A Coreia do Norte rejeitou conversar com a Coreia do Sul sobre a desnuclearização, ao mesmo tempo em que testava mais dois mísseis no mar ao largo da costa leste, segundo fontes sul-coreanas, citadas pela BBC News.

Este exercício militar da Coreia do Norte é já o sexto em menos de um mês. Os dois "projéteis não identificados" foram lançados pelas 8.00 da manhã (meia noite em Portugal) e viajaram 230 quilómetros até uma altitude de 30 quilómetros, afirmaram os chefes do Estado-Maior da Coreia do Sul. Há seis dias tinham sido disparados dois mísseis balísticos de curto alcance no Mar do Japão.

A série de testes acontece depois do presidente dos Estados Unidos e o líder norte-coreano, Kim Jong-un, terem concordado durante uma reunião em junho reiniciar as negociações de desnuclearização. E também depois de um discurso do presidente sul-coreano, Moon Jae-in, a marcar a libertação da Coreia do domínio japonês, em que prometeu unir a península coreana até 2045.

Nesse discurso, Moon Jae-in afirmou que o objetivo de alcançar a desnuclearização na península coreana estava na conjuntura "mais crítica", já que as negociações entre norte e o sul parecem estar num impasse.

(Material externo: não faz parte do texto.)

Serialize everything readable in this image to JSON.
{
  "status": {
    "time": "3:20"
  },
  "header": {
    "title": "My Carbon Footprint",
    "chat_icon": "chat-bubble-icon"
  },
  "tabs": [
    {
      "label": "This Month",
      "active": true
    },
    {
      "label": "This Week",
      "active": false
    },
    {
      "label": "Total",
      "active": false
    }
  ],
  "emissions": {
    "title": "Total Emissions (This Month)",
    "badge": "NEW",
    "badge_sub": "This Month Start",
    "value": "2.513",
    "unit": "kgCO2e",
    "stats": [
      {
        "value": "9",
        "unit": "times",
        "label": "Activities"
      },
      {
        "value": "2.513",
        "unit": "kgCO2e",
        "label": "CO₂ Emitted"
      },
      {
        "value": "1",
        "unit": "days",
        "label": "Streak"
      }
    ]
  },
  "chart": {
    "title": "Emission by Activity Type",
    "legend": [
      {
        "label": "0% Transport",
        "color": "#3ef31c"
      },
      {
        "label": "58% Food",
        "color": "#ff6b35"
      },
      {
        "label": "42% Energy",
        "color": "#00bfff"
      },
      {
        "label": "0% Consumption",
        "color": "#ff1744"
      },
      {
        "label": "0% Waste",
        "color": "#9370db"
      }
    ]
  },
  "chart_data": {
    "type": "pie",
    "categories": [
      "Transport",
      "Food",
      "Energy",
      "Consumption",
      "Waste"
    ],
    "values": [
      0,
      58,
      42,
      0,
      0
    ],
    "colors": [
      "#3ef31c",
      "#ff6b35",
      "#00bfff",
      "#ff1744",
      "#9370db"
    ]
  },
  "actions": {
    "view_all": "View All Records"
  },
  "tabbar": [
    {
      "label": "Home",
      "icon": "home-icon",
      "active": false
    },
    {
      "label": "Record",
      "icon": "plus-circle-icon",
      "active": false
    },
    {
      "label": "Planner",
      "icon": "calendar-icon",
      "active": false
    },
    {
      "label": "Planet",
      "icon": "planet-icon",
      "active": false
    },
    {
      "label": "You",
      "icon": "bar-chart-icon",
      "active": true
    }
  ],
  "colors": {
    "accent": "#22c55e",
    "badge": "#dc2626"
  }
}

Qual foi a reação da Coreia do Norte?

A Coreia do Norte reagiu ao discurso com uma declaração, em que questiona o diálogo num "momento em que a Coreia do Sul continua a fazer exercícios militares conjuntos". Num grande ataque ao presidente Moon, o regime liderado por Kim Jong-un questiona os "cenários de guerra que planeiam destruir" os seus exércitos em 90 dias.

O regime norte-coreano expressou ainda a indignação perante os exercícios militares entre os Estados Unidos e a Coreia do Sul, afirmando que violam os acordos firmados com o presidente dos Estados Unidos, Donald Trump, e com o presidente Moon. Exercícios que foram descritos como "ensaios de guerra" por Kim Jong-Un.

Numa carta recentemente enviada a Donald Trump, o líder da Coreia do Norte teria reclamado "sobre os ridículos e caros" exercícios militares e culpabilizou a Coreia do Sul pelo falhanço na desnuclearização.